In Europa won de zuivellobby. Maar in de VS krijgen de zuivelalternatieven hun zin. Van de Amerikaanse Food and Drug Administration mogen haver-, erwten-, soja-, rijst-, amandel-, noten- en andere plantaardige drinks zich gewoon 'melk' noemen. Maar dan liefst wel met een stukje uitleg erbij, dat duidelijk maakt hoe de nutriëntensamenstelling van het plantaardige alternatief verschilt van die van melk.
De aanbeveling gaat ervan uit dat koemelk de superieure standaard is, terwijl 'mensenmelk' misschien wel een betere standaard zou zijn (Walter Willett)
In 2018 vroeg de Food and Drug Administration (FDA) om publieke feedback over plantaardige melkalternatieven om beter te begrijpen hoe consumenten deze plantaardige producten gebruiken en hoe ze termen zoals bijvoorbeeld 'melk' of 'yoghurt' opvatten wanneer deze deel uitmaken van de namen van plantaardige producten. Ruim 13.000 opmerkingen verder concludeert de FDA dat consumenten over het algemeen snappen dat plantaardige melkalternatieven geen melk bevatten, maar dat velen niet op de hoogte zijn van de verschillen in voedingswaarde tussen melk en plantaardige alternatieven.

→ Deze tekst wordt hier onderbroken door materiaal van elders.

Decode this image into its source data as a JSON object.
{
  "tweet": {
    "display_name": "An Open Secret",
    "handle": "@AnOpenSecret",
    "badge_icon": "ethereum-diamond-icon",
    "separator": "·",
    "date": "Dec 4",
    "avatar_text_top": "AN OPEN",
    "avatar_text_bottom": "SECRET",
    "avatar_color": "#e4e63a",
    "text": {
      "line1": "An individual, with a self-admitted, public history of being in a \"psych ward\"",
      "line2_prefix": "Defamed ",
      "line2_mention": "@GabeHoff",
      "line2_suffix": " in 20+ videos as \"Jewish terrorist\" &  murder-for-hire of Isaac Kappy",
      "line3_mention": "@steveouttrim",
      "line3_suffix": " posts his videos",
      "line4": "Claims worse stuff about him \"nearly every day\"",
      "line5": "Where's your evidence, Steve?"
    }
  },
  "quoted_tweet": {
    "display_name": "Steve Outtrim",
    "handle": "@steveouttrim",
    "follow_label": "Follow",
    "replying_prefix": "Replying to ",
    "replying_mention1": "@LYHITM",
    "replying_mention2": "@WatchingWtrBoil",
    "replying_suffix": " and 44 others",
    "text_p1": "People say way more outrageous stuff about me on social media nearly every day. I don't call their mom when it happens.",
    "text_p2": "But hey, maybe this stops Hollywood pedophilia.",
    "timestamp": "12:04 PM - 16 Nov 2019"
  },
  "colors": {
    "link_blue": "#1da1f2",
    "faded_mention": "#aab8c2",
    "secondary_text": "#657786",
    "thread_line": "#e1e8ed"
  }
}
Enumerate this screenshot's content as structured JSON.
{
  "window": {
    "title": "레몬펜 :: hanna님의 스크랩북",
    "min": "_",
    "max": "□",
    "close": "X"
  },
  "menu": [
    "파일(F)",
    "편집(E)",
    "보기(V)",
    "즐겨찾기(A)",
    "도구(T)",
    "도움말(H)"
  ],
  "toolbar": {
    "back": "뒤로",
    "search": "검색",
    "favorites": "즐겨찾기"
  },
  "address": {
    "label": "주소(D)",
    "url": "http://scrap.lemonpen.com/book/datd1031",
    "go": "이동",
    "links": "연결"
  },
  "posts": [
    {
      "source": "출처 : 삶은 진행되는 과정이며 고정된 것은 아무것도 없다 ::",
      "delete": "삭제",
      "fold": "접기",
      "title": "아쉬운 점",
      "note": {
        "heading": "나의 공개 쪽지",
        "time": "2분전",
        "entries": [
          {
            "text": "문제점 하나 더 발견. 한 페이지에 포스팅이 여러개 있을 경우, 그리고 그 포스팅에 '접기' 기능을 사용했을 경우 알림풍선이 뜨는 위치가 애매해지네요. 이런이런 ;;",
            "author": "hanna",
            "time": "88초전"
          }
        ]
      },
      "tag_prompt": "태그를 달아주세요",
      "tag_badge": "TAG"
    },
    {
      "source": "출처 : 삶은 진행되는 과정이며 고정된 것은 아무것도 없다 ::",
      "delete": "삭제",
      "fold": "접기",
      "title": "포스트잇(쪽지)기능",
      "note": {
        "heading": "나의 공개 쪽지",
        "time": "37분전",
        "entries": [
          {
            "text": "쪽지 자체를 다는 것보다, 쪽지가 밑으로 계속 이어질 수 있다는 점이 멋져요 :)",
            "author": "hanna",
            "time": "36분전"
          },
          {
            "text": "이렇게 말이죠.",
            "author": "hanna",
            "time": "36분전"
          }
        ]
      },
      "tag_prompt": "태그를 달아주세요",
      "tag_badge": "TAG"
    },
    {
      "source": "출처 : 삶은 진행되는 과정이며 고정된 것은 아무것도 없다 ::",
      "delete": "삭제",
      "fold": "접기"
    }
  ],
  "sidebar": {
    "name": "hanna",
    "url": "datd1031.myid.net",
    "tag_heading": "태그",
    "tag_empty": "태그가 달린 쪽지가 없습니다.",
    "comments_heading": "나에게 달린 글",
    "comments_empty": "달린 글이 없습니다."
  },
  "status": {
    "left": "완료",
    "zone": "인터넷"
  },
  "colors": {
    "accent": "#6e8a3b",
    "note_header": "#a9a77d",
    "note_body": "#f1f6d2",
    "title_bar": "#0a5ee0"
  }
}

En dus komt de FDA met een compromis. De snelgroeiende alternatieve zuivelmarkt mag zich melk noemen. Het afgelopen jaar steeg de verkoop van gekoelde koemelk weliswaar tot $12,3 miljard dollar, maar over de afgelopen 50 jaar halveerde de koemelkconsumptie, aldus The Washington Post. Daar staat tegenover dat de verkoop van melkalternatieven sinds 2016 steeg van $1,4 tot $2,5 miljard, volgens marktonderzoeksbureau NielsenIQ.

Tientallen plantaardige dranken zijn er ondertussen op de markt, op basis van noten (amandelen, cashews, walnoten), peulvruchten (soja, erwten), granen (haver, quinoa) of zaden (hennep, vlas) met 'melk' op het etiket. En als die nu, op vrijwillige basis, gewoon op het etiket zetten hoe ze zich in nutritioneel opzicht verhouden tot echte melk, is er geen vuiltje aan de lucht, hoopt de FDA. Op het etiket zou bijvoorbeeld kunnen staan: "bevat minder vitamine D en calcium dan melk" of "bevat minder eiwit dan melk".

Koemelk, wel te verstaan. Waarom eigenlijk, vraagt voedingsonderzoeker Walter Willett, hoogleraar epidemiologie en voeding aan de Harvard T.H. Chan School of Public Health en hoogleraar geneeskunde aan de Harvard Medical School, zich af. "De aanbeveling gaat ervan uit dat koemelk de superieure standaard is, terwijl 'mensenmelk' misschien wel een betere standaard zou zijn." zegt hij in Quartz. Volgens Willett is het streven naar eenzelfde eiwitgehalte als koemelk 'dubieus', aangezien de eiwitinname voor kinderen niet als een kritiek probleem wordt beschouwd. "De hoeveelheid in mensenmelk zou een redelijke norm zijn."

In Europa liep de discussie over plantaardige melken anders af. Daar besloot het Europees Hof van Justitie in 2017 dat plantaardige zuivel geen echte zuivelnamen mag dragen. Het zou consumenten in de war brengen.